Supports Douyin, Bilibili, Facebook, Instagram, LinkedIn, YouTube, Pinterest, X/Twitter, and more.

Helps creators avoid homogenization while monetizing content.

---

Final Thought:

This paper sets a new benchmark — building datasets and evaluation tools not just for performance, but to preserve diversity, understand societal impacts, and face creative challenges head-on.

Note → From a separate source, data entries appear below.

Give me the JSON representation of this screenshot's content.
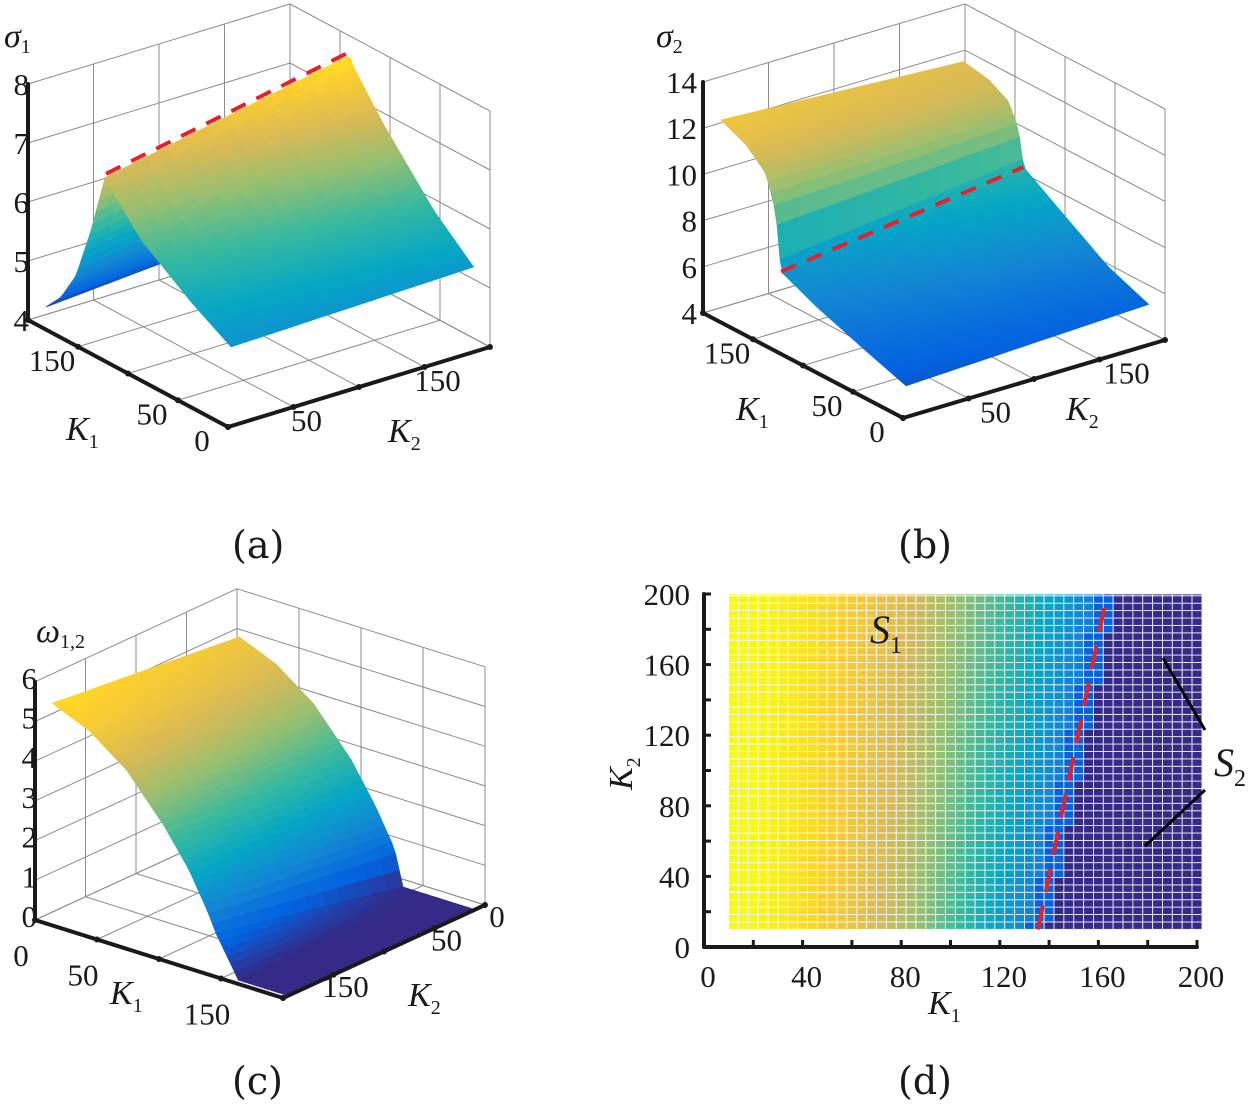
{
  "colors": {
    "dashed_line": "#e8202a",
    "axis": "#1a1a1a",
    "grid": "#8c8c8c",
    "annotation": "#000000"
  },
  "chart_data": [
    {
      "panel_label": "(a)",
      "type": "surface",
      "colormap": "parula",
      "zlabel": {
        "main": "σ",
        "sub": "1"
      },
      "xlabel": {
        "main": "K",
        "sub": "1"
      },
      "ylabel": {
        "main": "K",
        "sub": "2"
      },
      "zlim": [
        4,
        8
      ],
      "k1lim": [
        0,
        200
      ],
      "k2lim": [
        0,
        200
      ],
      "z_ticks": [
        "4",
        "5",
        "6",
        "7",
        "8"
      ],
      "k1_ticks": [
        "0",
        "50",
        "150"
      ],
      "k2_ticks": [
        "50",
        "150"
      ],
      "grid": true,
      "k2_samples": [
        10,
        195
      ],
      "k1": [
        10,
        50,
        100,
        130,
        135,
        150,
        165,
        180,
        195
      ],
      "z_at_k2_low": [
        5.2,
        5.6,
        6.2,
        6.8,
        7.0,
        5.9,
        5.0,
        4.5,
        4.2
      ],
      "z_at_k2_high": [
        5.3,
        5.9,
        6.9,
        7.6,
        7.8,
        6.6,
        5.6,
        4.9,
        4.5
      ],
      "dashed_line_k1": 135
    },
    {
      "panel_label": "(b)",
      "type": "surface",
      "colormap": "parula",
      "zlabel": {
        "main": "σ",
        "sub": "2"
      },
      "xlabel": {
        "main": "K",
        "sub": "1"
      },
      "ylabel": {
        "main": "K",
        "sub": "2"
      },
      "zlim": [
        4,
        14
      ],
      "k1lim": [
        0,
        200
      ],
      "k2lim": [
        0,
        200
      ],
      "z_ticks": [
        "4",
        "6",
        "8",
        "10",
        "12",
        "14"
      ],
      "k1_ticks": [
        "0",
        "50",
        "150"
      ],
      "k2_ticks": [
        "50",
        "150"
      ],
      "grid": true,
      "k2_samples": [
        10,
        195
      ],
      "k1": [
        10,
        50,
        100,
        135,
        140,
        150,
        170,
        195
      ],
      "z_at_k2_low": [
        5.0,
        5.6,
        6.4,
        7.1,
        9.5,
        11.0,
        11.8,
        12.3
      ],
      "z_at_k2_high": [
        5.4,
        6.1,
        7.5,
        8.5,
        10.0,
        11.0,
        11.5,
        11.7
      ],
      "dashed_line_k1": 135
    },
    {
      "panel_label": "(c)",
      "type": "surface",
      "colormap": "parula",
      "zlabel": {
        "main": "ω",
        "sub": "1,2"
      },
      "xlabel": {
        "main": "K",
        "sub": "1"
      },
      "ylabel": {
        "main": "K",
        "sub": "2"
      },
      "zlim": [
        0,
        6
      ],
      "k1lim": [
        0,
        200
      ],
      "k2lim": [
        0,
        200
      ],
      "z_ticks": [
        "0",
        "1",
        "2",
        "3",
        "4",
        "5",
        "6"
      ],
      "k1_ticks": [
        "0",
        "50",
        "150"
      ],
      "k2_ticks": [
        "0",
        "50",
        "150"
      ],
      "grid": true,
      "k2_samples": [
        10,
        195
      ],
      "k1": [
        10,
        40,
        70,
        100,
        120,
        135,
        142,
        160,
        200
      ],
      "z_at_k2_low": [
        5.0,
        4.6,
        3.9,
        2.8,
        1.8,
        0.9,
        0,
        0,
        0
      ],
      "z_at_k2_high": [
        5.5,
        5.1,
        4.4,
        3.3,
        2.4,
        1.5,
        1.0,
        0,
        0
      ]
    },
    {
      "panel_label": "(d)",
      "type": "heatmap",
      "colormap": "parula",
      "xlabel": {
        "main": "K",
        "sub": "1"
      },
      "ylabel": {
        "main": "K",
        "sub": "2"
      },
      "xlim": [
        0,
        200
      ],
      "ylim": [
        0,
        200
      ],
      "x_ticks": [
        "0",
        "40",
        "80",
        "120",
        "160",
        "200"
      ],
      "y_ticks": [
        "0",
        "40",
        "80",
        "120",
        "160",
        "200"
      ],
      "data_range": {
        "k1": [
          10,
          200
        ],
        "k2": [
          10,
          200
        ]
      },
      "boundary_line": {
        "k1": [
          135.5,
          163.5
        ],
        "k2": [
          10,
          200
        ],
        "style": "dashed"
      },
      "regions": [
        {
          "main": "S",
          "sub": "1"
        },
        {
          "main": "S",
          "sub": "2"
        }
      ]
    }
  ]
}
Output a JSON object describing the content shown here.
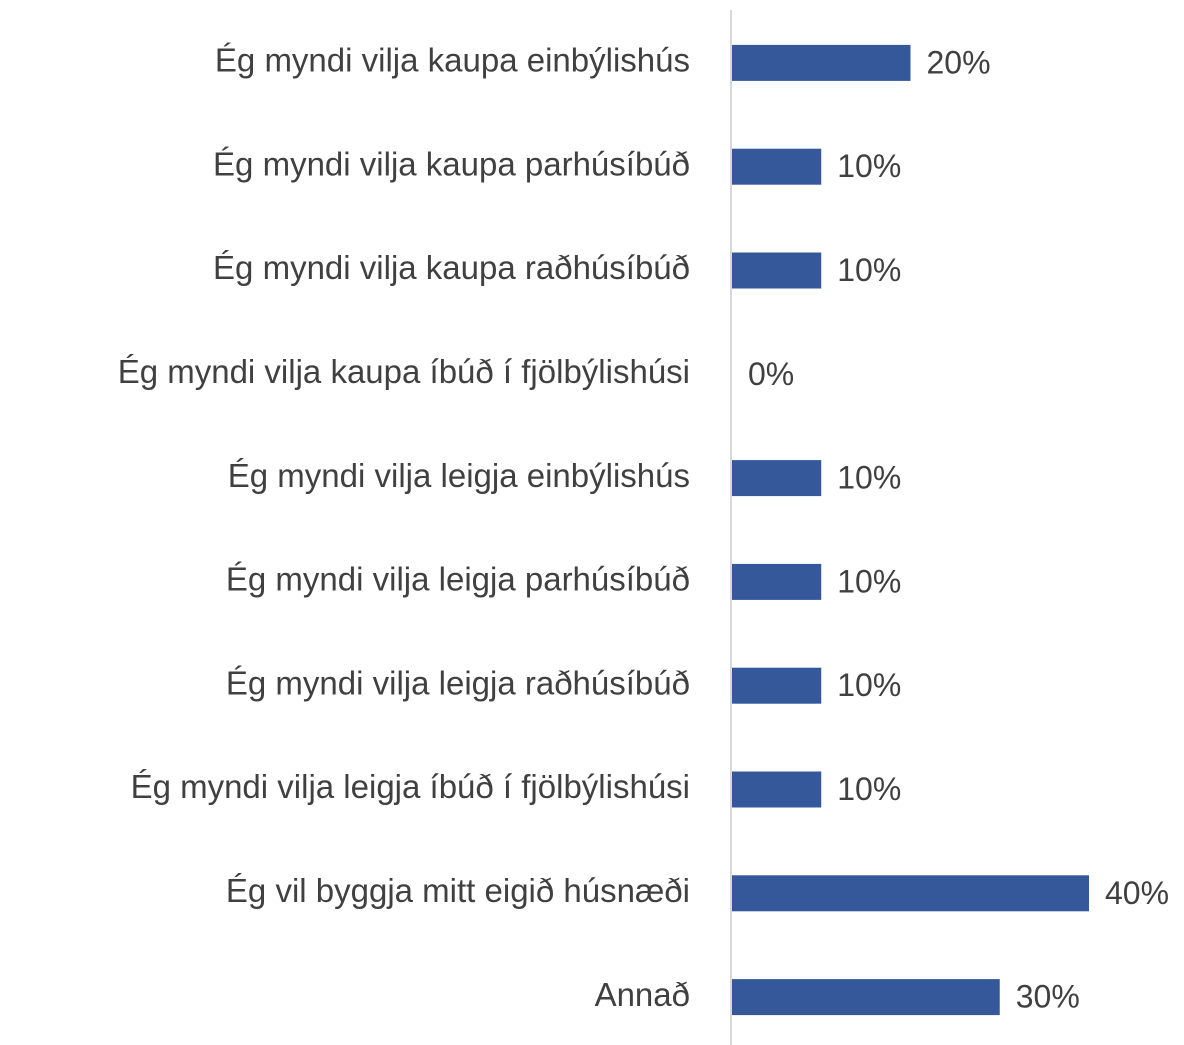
{
  "chart_data": {
    "type": "bar",
    "categories": [
      "Ég myndi vilja kaupa einbýlishús",
      "Ég myndi vilja kaupa parhúsíbúð",
      "Ég myndi vilja kaupa raðhúsíbúð",
      "Ég myndi vilja kaupa íbúð í fjölbýlishúsi",
      "Ég myndi vilja leigja einbýlishús",
      "Ég myndi vilja leigja parhúsíbúð",
      "Ég myndi vilja leigja raðhúsíbúð",
      "Ég myndi vilja leigja íbúð í fjölbýlishúsi",
      "Ég vil byggja mitt eigið húsnæði",
      "Annað"
    ],
    "values": [
      20,
      10,
      10,
      0,
      10,
      10,
      10,
      10,
      40,
      30
    ],
    "value_labels": [
      "20%",
      "10%",
      "10%",
      "0%",
      "10%",
      "10%",
      "10%",
      "10%",
      "40%",
      "30%"
    ],
    "color": "#35589a"
  }
}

And inspiringly, the first four authors are Chinese researchers.

---

Do you want me to also create a summary table of this paper’s experimental findings so the key numbers and stats are instantly accessible? That would further improve readability.

Read more

Translate the following blog post title into English, concise and natural. Return plain text only without quotes. 哈佛大学 R 编程课程介绍

Harvard CS50: Introduction to Programming with R Harvard University offers exceptional beginner-friendly computer science courses. We’re excited to announce the release of Harvard CS50’s Introduction to Programming in R, a powerful language widely used for statistical computing, data science, and graphics. This course was developed by Carter Zenke.